Webern dreaded the clowns, but they were even more awful than he expected. Happy Herbert had replaced the Martian’s tinfoil suit with a boxy costume that made him look like a walking TV: it was ugly, but even worse, it restricted his movements, so he could only turn at right angles and couldn’t even bend his elbows. Webern fixated on that costume. He promised himself that it would be the first thing to go when he started performing with the other clowns again. He pictured himself lighting it ablaze, preferably with Happy Herbert still inside.

He went back to the boxcar by himself. Marzipan sat on the couch, knitting. The window was ajar, and a faint breeze, along with the incredible jumble of clothes, records, clove ash, and magazines strewn on the floor, gave Webern the unpleasant sensation of walking into a home that had just been ransacked. For a minute, as he stood in the doorway, he pretended to himself that he really had been robbed—his girlfriend kidnapped, his fortune stolen!—and that, when he found Nepenthe again, tied to the railroad tracks, maybe, or shackled to a chair, she’d fall into his arms, sobbing with gratitude. But he couldn’t make the daydream come into focus: Nepenthe’s scales wouldn’t stay in place, and she kept stepping back, away from him, to link arms with her captors, a pair of broad-chested radicals whose cause she had recently joined.

Webern shoved a few wrinkled costumes into a scarred trunk and rubbed at a sticky patch of dried Moxie with an old T-shirt until Marzipan grabbed him by the wrist. He was cursing loud enough for his neighbours to hear. It was no good anyway. The place was still a mess. He sank into his chair. After a long moment, he opened the drawer of his desk.

Behind the box that held the Great Vermicelli was a smaller one, with pictures of individually wrapped coffeecakes printed on its top and sides. It was the box he’d gotten almost five years earlier, the day he’d gone to the Lemon City morgue to identify Dr. Show’s body. Inside were the contents of Dr. Show’s pockets. Webern set the box on his knees and opened the top. He sifted through the ticket stubs, the brightly coloured handkerchiefs, the photographs, until, down at the bottom, he found what he was looking for: Dr. Show’s watch.

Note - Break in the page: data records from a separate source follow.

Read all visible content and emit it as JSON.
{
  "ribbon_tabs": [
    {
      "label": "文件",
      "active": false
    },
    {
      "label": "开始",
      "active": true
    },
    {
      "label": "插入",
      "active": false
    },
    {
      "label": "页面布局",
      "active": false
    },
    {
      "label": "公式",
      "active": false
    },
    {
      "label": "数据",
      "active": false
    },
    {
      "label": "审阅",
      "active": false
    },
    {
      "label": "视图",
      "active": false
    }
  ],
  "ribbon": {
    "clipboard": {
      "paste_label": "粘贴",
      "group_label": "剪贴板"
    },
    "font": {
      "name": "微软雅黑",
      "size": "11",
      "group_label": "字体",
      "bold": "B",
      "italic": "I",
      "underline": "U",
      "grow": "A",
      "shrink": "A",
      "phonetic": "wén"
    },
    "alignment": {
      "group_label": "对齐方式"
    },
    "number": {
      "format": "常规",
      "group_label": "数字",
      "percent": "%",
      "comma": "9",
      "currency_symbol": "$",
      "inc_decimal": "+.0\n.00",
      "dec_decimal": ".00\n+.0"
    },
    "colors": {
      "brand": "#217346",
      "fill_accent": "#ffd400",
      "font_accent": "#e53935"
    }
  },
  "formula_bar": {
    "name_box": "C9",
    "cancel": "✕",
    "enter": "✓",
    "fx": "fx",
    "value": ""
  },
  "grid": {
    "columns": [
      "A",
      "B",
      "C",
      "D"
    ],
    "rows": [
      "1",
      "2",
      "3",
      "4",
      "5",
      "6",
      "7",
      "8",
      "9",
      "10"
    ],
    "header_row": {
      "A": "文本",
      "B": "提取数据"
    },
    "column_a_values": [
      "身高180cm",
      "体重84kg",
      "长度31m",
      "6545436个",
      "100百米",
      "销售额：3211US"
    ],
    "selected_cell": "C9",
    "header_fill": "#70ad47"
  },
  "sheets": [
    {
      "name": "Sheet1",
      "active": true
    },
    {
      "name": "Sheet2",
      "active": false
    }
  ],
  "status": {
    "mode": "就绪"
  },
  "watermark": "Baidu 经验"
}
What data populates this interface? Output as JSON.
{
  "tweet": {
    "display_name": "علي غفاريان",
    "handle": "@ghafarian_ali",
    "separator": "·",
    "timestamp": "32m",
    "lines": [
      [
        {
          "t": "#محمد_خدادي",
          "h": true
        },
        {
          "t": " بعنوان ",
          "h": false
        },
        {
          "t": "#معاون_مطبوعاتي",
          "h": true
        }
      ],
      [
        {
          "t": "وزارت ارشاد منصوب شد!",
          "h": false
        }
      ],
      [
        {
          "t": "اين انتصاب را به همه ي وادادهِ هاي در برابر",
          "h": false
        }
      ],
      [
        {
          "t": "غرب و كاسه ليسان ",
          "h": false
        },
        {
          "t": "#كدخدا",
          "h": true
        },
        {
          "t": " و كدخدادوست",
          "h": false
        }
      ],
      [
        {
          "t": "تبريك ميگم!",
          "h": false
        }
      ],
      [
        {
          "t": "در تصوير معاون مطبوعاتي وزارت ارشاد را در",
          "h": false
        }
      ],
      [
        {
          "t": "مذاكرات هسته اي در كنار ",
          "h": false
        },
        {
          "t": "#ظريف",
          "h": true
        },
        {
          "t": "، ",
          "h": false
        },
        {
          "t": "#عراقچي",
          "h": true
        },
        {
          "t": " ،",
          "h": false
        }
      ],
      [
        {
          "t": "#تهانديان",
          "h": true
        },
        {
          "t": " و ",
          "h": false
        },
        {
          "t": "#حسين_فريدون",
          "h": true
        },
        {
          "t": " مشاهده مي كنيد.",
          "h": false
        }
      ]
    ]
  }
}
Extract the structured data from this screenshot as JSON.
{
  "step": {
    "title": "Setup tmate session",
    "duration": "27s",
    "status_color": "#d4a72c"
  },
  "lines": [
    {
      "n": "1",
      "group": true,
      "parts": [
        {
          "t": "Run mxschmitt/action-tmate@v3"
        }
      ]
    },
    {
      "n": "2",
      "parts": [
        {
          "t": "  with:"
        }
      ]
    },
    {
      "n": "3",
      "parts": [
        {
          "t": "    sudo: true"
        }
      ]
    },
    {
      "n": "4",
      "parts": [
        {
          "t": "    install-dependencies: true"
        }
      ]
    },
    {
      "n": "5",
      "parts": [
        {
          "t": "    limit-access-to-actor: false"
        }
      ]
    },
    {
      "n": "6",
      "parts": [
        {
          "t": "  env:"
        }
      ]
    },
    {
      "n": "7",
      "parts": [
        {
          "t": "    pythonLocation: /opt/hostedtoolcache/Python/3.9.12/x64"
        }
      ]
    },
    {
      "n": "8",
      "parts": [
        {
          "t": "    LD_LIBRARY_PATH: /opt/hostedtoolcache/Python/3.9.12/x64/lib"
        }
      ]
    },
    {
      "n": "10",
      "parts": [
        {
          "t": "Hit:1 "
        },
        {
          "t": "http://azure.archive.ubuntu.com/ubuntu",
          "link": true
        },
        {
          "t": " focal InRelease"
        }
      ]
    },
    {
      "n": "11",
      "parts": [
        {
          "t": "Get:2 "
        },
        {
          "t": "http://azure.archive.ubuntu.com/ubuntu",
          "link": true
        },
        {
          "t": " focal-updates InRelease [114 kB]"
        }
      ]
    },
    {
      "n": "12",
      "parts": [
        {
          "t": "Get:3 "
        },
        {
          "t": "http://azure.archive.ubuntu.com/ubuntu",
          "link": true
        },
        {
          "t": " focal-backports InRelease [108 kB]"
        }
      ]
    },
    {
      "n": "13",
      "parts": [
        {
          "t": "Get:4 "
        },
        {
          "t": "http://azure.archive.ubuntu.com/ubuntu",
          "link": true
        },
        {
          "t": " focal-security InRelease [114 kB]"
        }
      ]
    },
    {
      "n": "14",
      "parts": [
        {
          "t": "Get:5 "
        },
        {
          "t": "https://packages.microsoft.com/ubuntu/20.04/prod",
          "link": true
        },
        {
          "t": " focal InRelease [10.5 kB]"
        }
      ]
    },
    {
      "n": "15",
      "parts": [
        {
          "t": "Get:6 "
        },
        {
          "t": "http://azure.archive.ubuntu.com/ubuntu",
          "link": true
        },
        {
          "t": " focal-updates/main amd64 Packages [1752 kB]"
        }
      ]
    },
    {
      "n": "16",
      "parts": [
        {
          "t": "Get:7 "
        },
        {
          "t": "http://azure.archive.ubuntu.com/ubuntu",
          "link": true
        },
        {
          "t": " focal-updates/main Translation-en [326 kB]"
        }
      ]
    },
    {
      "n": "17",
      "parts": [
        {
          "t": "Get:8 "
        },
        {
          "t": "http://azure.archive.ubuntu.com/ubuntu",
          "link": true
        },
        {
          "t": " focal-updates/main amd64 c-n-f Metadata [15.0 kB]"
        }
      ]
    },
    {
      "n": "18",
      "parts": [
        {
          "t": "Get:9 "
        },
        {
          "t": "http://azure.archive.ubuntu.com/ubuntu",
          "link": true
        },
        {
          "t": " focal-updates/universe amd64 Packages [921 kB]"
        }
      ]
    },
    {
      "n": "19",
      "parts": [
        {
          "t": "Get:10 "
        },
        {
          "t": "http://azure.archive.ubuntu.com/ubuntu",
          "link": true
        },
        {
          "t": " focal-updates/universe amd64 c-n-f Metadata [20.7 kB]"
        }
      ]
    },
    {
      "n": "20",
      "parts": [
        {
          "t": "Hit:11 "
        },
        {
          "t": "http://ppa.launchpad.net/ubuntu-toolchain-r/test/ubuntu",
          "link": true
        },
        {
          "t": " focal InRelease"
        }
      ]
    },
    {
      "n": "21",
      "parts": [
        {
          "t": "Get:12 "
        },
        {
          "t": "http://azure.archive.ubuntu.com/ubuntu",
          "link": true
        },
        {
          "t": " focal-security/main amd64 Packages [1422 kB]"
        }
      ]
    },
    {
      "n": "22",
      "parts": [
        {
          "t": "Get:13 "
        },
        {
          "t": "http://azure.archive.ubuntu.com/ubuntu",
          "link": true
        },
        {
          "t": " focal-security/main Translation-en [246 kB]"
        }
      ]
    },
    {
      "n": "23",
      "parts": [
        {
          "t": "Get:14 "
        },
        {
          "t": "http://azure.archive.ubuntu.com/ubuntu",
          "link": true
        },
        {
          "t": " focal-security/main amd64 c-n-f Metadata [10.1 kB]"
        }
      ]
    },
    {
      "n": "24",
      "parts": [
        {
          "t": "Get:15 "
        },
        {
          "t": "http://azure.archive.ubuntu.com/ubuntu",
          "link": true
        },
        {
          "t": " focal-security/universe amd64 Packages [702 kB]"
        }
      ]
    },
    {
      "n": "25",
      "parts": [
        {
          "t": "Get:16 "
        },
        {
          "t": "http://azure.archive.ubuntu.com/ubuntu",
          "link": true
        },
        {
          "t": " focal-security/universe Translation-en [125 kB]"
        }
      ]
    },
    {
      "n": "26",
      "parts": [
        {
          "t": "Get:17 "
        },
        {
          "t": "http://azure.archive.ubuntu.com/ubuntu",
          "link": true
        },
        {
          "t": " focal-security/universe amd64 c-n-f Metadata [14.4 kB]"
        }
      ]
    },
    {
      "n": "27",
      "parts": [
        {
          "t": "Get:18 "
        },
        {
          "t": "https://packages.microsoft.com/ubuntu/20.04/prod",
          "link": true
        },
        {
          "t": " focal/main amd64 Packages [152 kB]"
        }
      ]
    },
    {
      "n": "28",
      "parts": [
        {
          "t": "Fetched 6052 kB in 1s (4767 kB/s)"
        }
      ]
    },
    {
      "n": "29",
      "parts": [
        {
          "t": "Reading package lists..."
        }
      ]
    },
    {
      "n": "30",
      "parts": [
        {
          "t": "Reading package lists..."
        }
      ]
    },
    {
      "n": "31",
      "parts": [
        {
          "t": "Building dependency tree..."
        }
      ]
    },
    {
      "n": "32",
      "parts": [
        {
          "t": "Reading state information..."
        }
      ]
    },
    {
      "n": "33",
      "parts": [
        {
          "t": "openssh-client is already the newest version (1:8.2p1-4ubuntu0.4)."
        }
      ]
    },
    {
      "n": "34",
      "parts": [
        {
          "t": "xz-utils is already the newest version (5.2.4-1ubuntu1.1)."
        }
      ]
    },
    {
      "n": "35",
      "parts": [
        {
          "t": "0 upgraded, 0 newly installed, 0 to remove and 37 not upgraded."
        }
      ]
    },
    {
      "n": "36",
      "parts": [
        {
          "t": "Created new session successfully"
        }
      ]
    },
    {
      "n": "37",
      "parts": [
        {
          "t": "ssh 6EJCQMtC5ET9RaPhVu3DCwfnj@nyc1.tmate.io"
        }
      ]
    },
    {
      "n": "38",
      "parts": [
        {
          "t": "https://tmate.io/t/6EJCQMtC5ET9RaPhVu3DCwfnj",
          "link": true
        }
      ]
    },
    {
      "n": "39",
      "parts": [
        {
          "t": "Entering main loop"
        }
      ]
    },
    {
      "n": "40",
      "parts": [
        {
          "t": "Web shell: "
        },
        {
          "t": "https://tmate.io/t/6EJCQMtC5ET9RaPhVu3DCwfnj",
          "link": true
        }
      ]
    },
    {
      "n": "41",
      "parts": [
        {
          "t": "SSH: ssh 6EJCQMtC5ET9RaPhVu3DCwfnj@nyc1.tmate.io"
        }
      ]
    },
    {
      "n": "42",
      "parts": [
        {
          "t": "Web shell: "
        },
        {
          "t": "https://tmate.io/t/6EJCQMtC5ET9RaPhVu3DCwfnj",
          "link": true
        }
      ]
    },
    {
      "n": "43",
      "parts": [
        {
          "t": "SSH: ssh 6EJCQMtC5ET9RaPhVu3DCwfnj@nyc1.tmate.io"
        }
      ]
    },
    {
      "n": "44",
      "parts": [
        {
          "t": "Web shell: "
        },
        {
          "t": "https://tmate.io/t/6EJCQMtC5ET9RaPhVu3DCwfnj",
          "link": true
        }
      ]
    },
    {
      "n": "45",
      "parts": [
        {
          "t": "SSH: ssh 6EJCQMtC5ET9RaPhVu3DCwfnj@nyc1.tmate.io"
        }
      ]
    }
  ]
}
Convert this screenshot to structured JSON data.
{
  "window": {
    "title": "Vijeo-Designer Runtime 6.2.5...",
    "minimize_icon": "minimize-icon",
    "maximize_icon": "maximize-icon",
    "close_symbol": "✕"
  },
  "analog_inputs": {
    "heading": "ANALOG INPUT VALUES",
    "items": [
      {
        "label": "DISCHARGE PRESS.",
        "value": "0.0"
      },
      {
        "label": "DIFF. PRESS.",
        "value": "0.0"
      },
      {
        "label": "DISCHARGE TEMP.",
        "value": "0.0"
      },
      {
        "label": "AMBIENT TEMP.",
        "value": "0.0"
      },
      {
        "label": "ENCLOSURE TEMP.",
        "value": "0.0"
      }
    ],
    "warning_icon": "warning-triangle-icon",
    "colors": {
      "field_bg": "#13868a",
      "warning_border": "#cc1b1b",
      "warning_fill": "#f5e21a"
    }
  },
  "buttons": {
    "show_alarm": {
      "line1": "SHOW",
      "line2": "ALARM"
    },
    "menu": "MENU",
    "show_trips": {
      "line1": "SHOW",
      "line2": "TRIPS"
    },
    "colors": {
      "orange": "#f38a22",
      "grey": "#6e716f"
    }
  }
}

On its face, an acrobat pointed her cartwheeling arms at the min-utes and hours; on the back, the engraved words GOLDENLAND 1923 were almost rubbed away. Webern set the watch by his alarm clock, wound it, and put it on his wrist. It hung there loose and heavy, and he stared at it, thinking of the night when, like him, Dr. Show waited up for performers who were never coming back.